Est-ce que je suis fière d’avoir été volontaire pour les Jeux olympiques de Paris 2024 ? On me pose souvent la question depuis quelques jours et ma réponse est oui mais pas forcément pour les raisons que l’on croit. Je suis fière d’abord parce que j’ai su m’adapter à une situation complexe : assurer une mission qui n’en était pas une et qui n’était pas adaptée à ma déficience visuelle. J’en ai glissé quelques mots dans ce billet. J’y reviendrai sans doute. Mais ce n’est pas là la plus grande de mes fiertés car m’adapter au validisme ordinaire est finalement mon lot quotidien.

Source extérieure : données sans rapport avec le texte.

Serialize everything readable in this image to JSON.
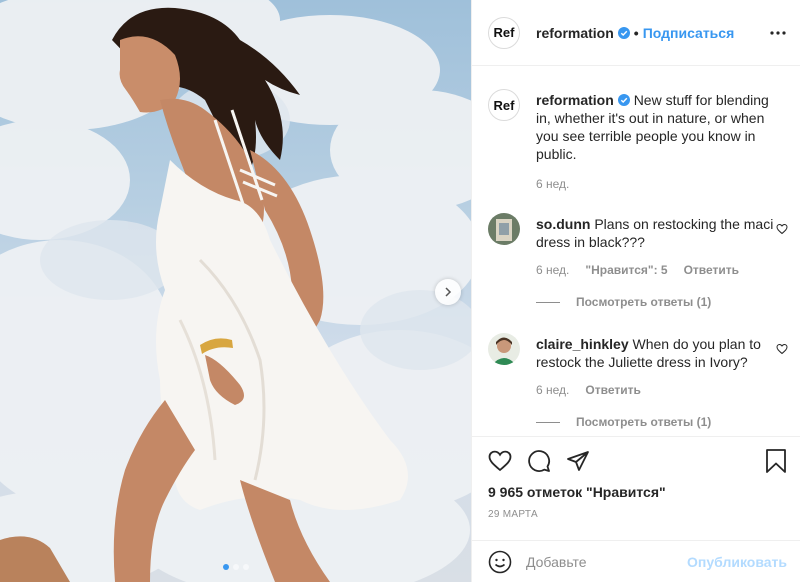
{
  "header": {
    "avatar_text": "Ref",
    "username": "reformation",
    "separator": "•",
    "follow_label": "Подписаться"
  },
  "caption": {
    "avatar_text": "Ref",
    "username": "reformation",
    "text": "New stuff for blending in, whether it's out in nature, or when you see terrible people you know in public.",
    "time": "6 нед."
  },
  "comments": [
    {
      "username": "so.dunn",
      "text": "Plans on restocking the maci dress in black???",
      "time": "6 нед.",
      "likes_label": "\"Нравится\": 5",
      "reply_label": "Ответить",
      "view_replies": "Посмотреть ответы (1)"
    },
    {
      "username": "claire_hinkley",
      "text": "When do you plan to restock the Juliette dress in Ivory?",
      "time": "6 нед.",
      "reply_label": "Ответить",
      "view_replies": "Посмотреть ответы (1)"
    }
  ],
  "actions": {
    "likes_count": "9 965 отметок \"Нравится\"",
    "date": "29 МАРТА"
  },
  "add_comment": {
    "placeholder": "Добавьте",
    "publish_label": "Опубликовать"
  },
  "carousel": {
    "count": 3,
    "active_index": 0
  },
  "colors": {
    "accent": "#3897f0",
    "text": "#262626",
    "muted": "#8e8e8e",
    "publish_disabled": "#b3dbff"
  }
}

Je suis donc surtout fière d’avoir été capable quinze jours durant de défier la maladie et de m’accrocher à sa rémission pour être et apparaître en pleine possession de mes capacités physiques. J’ai l’habitude de rendre transparente à autrui ma déficience visuelle. Là, j’ai été capable d’être au monde sans que ma maladie ne me contraigne plus que ça dans mes activités et dans mes relations aux autres. Mon amour propre en est totalement satisfait. C’est absolument dérisoire en même temps que ce n’est pas rien : et c’est d’autant quelque chose que, huit jours après la fin de ses Jeux olympiques, j’ai été en contact direct pendant plusieurs heures avec le Covid, et que je ne l’ai pas attrapé.
J’atteins là une sorte d’acmé de la rémission ! J’ai l’immunité d’un nourrisson de 11 mois, avec un âge hématologique équivalent, je suis toujours avec un traitement de chimiothérapie per os, et mon métabolisme a été capable de résister à ce fichu virus qui nous pourrit la vie depuis quatre ans déjà ! C’est finalement encore plus dérisoire que d’avoir été capable d’être volontaire des jeux dans la mesure où je n’ai pas vraiment la main sur l’effet des médecines ; mais cela en dit tellement sur la capacité du corps humain à encaisser les traitements et à finalement renaître d’une maladie dont on ne guérit pas que cette envie de fumer que je contrains depuis vingt ans déjà avec l’idée que je prendrai ma prochaine cigarette pour mon 80e anniversaire a repris du poil de la bête !
Je n’ai jamais douté de la capacité sereine de mes médecins et soignants à me remettre debout ; je n’ai jamais douté de l’incapacité de ces molécules toxiques à faire la nique à quelques plasmocytes et autres chaînes légères ; je n’ai jamais douté et savoure d’autant aujourd’hui cette part qui a été la mienne et que je nomme tout simplement fierté. Pour combien de temps ? À minima celui d’une cigarette : vingt ans.